Although i haven't been posting about it i've been continuing to poke around in bits and pieces of code. Well, a little bit.

I did a bit of OpenCL last week and that was pretty fun. I had enough time to really dig into optimising a particular routine and was down to inspecting the ISA output from the driver. Good stuff. The GCN isa is pretty foreign to me so I had to use small snippets to isolate operations of interest.

For example one construct that comes up repeatedly when parallelising code is using a divide and modulus operator when splitting up a non-work-sized job into work-group sized blocks.

  int block_size = info.block_size;
  for (int id=get_local_id(0); id < limit; id+=64) {
    int block_no = id / block_size;
    int block_index = id % block_size;
     // do work

Where possible one just chooses a power of 2 so this is a simple shift and mask, or integer divide by a constant isn't too bad as it can usually be optimised by the compiler.
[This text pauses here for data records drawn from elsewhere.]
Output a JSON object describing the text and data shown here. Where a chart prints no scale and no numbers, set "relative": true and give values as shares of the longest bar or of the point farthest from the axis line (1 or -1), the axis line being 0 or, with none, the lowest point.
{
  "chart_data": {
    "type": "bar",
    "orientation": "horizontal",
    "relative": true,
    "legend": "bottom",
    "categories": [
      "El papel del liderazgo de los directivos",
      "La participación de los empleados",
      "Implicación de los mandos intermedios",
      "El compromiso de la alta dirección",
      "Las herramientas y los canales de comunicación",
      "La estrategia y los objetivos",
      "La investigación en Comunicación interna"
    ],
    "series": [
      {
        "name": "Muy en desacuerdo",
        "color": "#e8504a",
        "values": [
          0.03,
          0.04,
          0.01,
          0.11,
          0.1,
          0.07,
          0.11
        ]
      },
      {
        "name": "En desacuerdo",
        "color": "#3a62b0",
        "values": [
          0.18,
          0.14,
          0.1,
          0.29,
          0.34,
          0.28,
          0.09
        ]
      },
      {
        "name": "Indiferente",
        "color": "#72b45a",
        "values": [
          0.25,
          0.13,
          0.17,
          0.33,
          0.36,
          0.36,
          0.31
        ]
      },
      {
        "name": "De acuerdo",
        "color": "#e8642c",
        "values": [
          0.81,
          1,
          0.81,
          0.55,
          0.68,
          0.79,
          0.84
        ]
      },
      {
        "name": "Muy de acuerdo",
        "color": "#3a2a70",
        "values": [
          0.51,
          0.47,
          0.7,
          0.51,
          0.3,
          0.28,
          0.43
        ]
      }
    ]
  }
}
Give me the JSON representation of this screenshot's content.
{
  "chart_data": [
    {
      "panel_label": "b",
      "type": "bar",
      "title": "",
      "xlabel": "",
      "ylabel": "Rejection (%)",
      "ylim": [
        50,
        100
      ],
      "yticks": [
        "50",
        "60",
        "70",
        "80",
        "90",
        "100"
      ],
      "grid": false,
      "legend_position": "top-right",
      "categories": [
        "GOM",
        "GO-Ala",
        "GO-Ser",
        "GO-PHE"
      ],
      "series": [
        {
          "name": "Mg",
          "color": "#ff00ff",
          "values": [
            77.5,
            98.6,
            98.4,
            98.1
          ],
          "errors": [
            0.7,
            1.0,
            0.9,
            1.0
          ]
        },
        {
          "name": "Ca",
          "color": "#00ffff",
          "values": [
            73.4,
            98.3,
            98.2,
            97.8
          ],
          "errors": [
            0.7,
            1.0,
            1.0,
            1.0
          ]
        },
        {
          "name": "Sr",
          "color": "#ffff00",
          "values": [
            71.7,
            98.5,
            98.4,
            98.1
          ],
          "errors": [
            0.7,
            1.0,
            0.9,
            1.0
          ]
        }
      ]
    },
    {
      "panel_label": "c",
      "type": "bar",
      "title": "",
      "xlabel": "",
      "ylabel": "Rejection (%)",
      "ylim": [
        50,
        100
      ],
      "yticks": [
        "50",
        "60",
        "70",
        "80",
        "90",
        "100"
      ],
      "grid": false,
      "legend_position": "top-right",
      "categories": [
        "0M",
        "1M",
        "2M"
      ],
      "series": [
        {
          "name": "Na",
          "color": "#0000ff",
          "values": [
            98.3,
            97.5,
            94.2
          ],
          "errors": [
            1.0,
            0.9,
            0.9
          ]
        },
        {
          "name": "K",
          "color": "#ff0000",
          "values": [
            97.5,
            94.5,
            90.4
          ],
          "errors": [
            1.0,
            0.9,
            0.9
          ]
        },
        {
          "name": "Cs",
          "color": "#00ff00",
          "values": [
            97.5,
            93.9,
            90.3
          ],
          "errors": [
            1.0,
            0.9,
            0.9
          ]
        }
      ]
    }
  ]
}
But this problem required a dynamic block size that wasn't a power of 2.

The solution? Use floating point multiply the reciprocal which can be calculated efficiently or here off-line. The problem is that this introduces enough rounding error to be worthless without some more work.

I must admit I just found the solution empirically here: i had a limited range of possible values so I just exhaustively tested them all against a couple of guesses. Hey it works, i'm no scientist.

  float block_size_1 = info.block_size_1;
  for (int id=get_local_id(0); id < limit; id+=64) {
    int block_no = (int)(id * block_size_1 + 1.0f / 16384);
    int block_index = id - (block_no * block_size);
     // do work

This replaces the many instruction integer division decomposition with a convert+mad+convert.

On some work-loads this was a 25% improvement to the entire routine and these 2 lines are in an inner loop of about 50 lines of code.

Well it's been fun to play at this level again - its ... mostly ... pointless going to this level but just adds to the toolkit and I enjoy poking. Maybe one day i'll have a job where it's useful.

I gave zcl a go on this as originally I was thinking of trying some OpenCL 2 stuff but I may not bother now. Given the lack of use/testing it was pretty much bug free but I started filling out the API with some more convenient entry points. I also decided to add some more java-array interfaces here and there: they're just too convenient and it hides the mess in the C even if they might not be the most efficient in all cases.

This is the sort of thing i'm talking about:

  float[] data = new float[] { 1, 2, 3, 4, 5 };
  CLBuffer buffer = cl.createBuffer(CL_MEM_COPY_HOST_PTR, data);
  float[] data = new float[] { 1, 2, 3, 4, 5 };
  ByteBuffer bb = ByteBuffer.allocateDirect(data.length * 4).order(ByteOrder.nativeOrder());
  CLBuffer buffer = cl.createBuffer(CL_MEM_COPY_HOST_PTR, data.length * 4, bb);
It's only two fewer lines of code ... but yeah that shit gets old fast. The first is more efficient too because this is a native method and it avoids the copy. In the first case CL_MEM_USE_HOST_PTR throws an exception though, and in the second it works (library call permitting).

The main downside is adding these convenience calls blows out the method count very quickly if you support all the primitive types - which detracts from the ease of use they're supposed to increase.

Another release? Who knows when.

And this week i've been poking at some OpenGL. My it's grown. I'm experimenting using JOGL for this although i'm not a fan of some of it's binding choices. It's crossed my mind but i'm pretty sure i don't want to create yet another binding as in a 'ZGL'. Hmm, I wonder if vulkan will clean up the cross platform junk from opengl.

Unfortunately my home workstation seems to have developed a faulty DIMM or something (unrelated note of note).